Many throughout the popular press have been writing that the recession is to blame for patent filings being down, which is really complete and utter nonsense. The overall patent application filings were not off by very much at all compared with 2008, and in the first quarter of calendar year 2009 the Patent Office had an overall allowance rate of just 42%, which is abysmal to say the least. In recessions patent filings typically are not impacted, and this recession would not have been any exception had the Patent Office actually be interested in granting patents early in the year. Starting in about March 2009 a different philosophy grabbed hold, which seems to have accelerated significantly with David Kappos becoming the USPTO Director. The Patent Office now seems to be granting patents once again, and Kappos says he is interested in clearing out the backlog and getting assets into the hands of individuals and businesses in order to drive economic development. So don’t believe the recession had any impact on any of this. It is far more complicated than that, and in fact the recession likely played no role or contributed to applications not be off as much as they could have been.
Below is a graph showing the number of design patent applications filed in the United States from 1989 through 2009. For those interested in the raw numbers, see the data used for this chart. You will notice that during fiscal year 2008 the number of design patent applications peaked at 28,217 design patent applications filed. During fiscal year 2009 there were only 25,581 design patent applications filed, for a decline of about 9.4%.
In my opinion, the net effect of the Federal Circuit ruling in Egyptian Goddess cannot be overstated. While it is true that over the years design patents have been much maligned as the awkward step-sister of utility patents, they are easy to get, quick to issue (comparatively). Historically they had been weak in terms of strength, but that all changed with the Federal Circuit’s decision in Egyptian Goddess. The reason design patents have gained so much in terms of strength is that it is now much easier to prove design patent infringement and harder to invalidate the single claim in a design patent, which essentially is nothing more than “see the picture.” Given the low cost of filing, prosecuting and achieiving design patents and what is an extremely pro-patent decision, design patents must become an important part of any patent portfolio. Of course, the more you have the better. Somethings never change in that respect I suppose.
So as to not get carried away, allow me to point out that design patents only protect the way a particular invention looks. The protection offered is said to be for an “ornamental design,” which means the focus is on the outside, not what is under the hood (so to speak). Utility patents are still and always will be stronger than design patents because a utility patent protects functionality. If you have a utility patent you can prevent others from making, using, selling, offering for sale or importing into the United States products that are the same in terms of structure and function, but look different. With design patent you cannot prevent someone from making something that does the same or similar thing but looks different. So design patents are not as strong as utility patents, that is for sure, but design patents can be obtained in as little as 7 months, compared with upwards of 3 years for utility patents.
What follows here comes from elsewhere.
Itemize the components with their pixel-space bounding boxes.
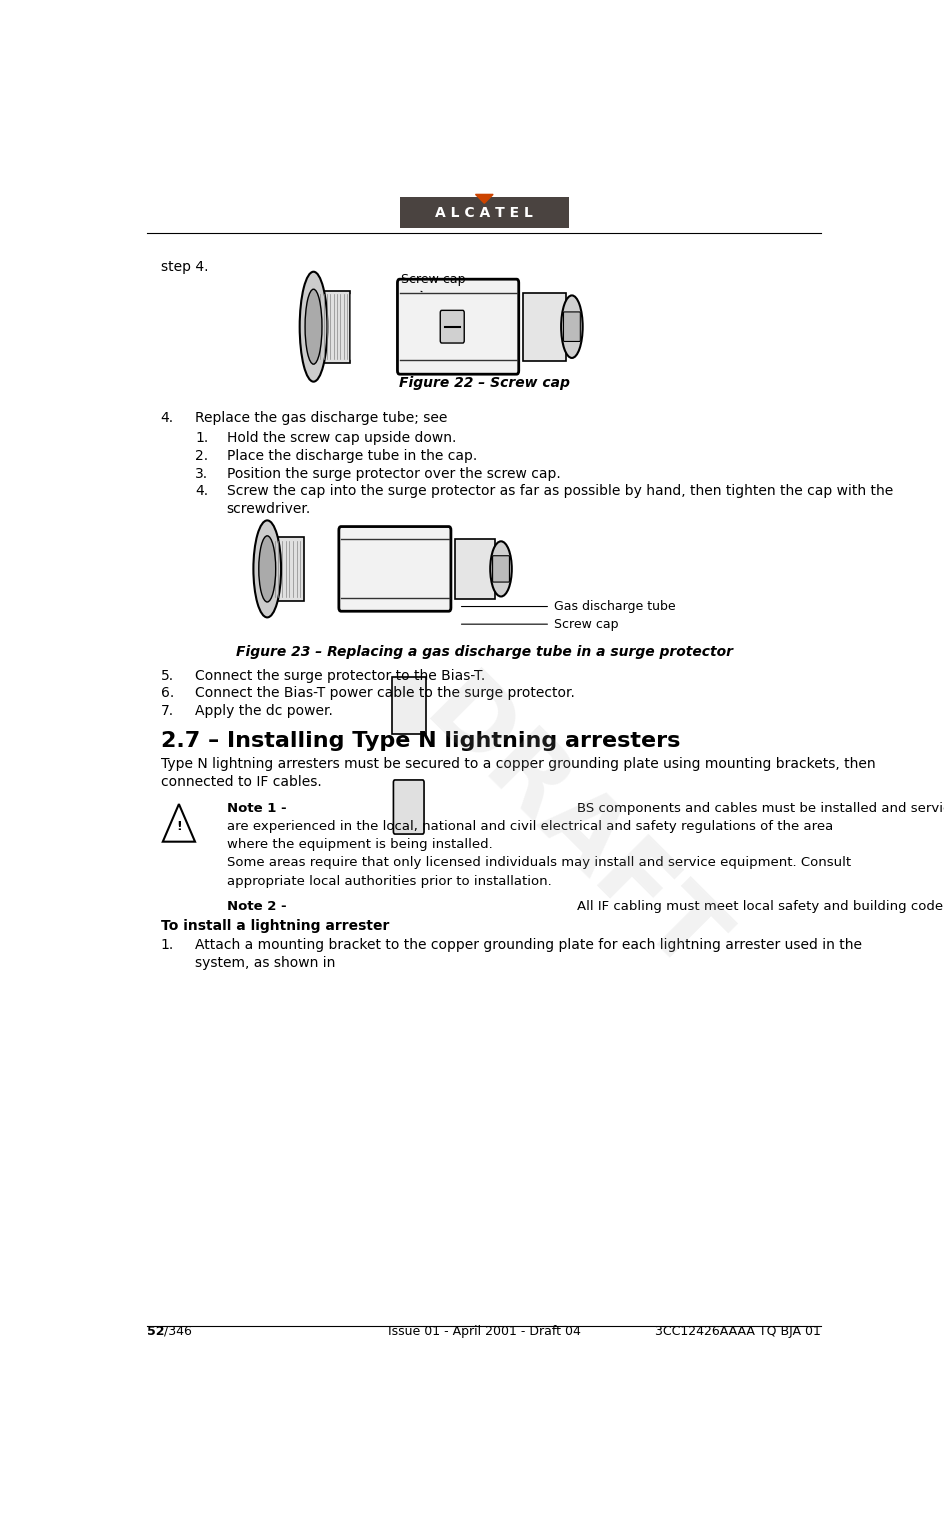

Whenever possible I encourage the clients I work with to consider design patents. My approach to intellectual property, and patents in particular, is to have overlapping protections. A single patent is good, but a web of protection that ties together patents, copyrights, trademarks and trade secrets is better, and it is even better if you have both design patents and utility patents. I have seen situations prior to the new found strength of design patents when an individual had multiple design patents, turning what would otherwise be weak protection into strong protection because of sheer quantity.
Today, moving forward, inventors should be asking themselves not only about utility patents, but also about whether filing a design patent or two would also be helpful. If you are trying to move forward in a responsible business manner and looking for partners, investors or just trying to get some financial support from family or friends, having a patent can be quite important. I think in many situations a good strategy is to file a provisional patent application, follow it up with a nonprovisional patent application within 12 months, and at some point in the process, likely sooner rather than later, file a design patent application or two. The design patents will issue relatively quickly, allow you to say that your invention is “patented,” which could come with some marketing benefit. Little by little it also starts to lay the foundation for a portfolio, which will be most helpful if your invention starts to pay off.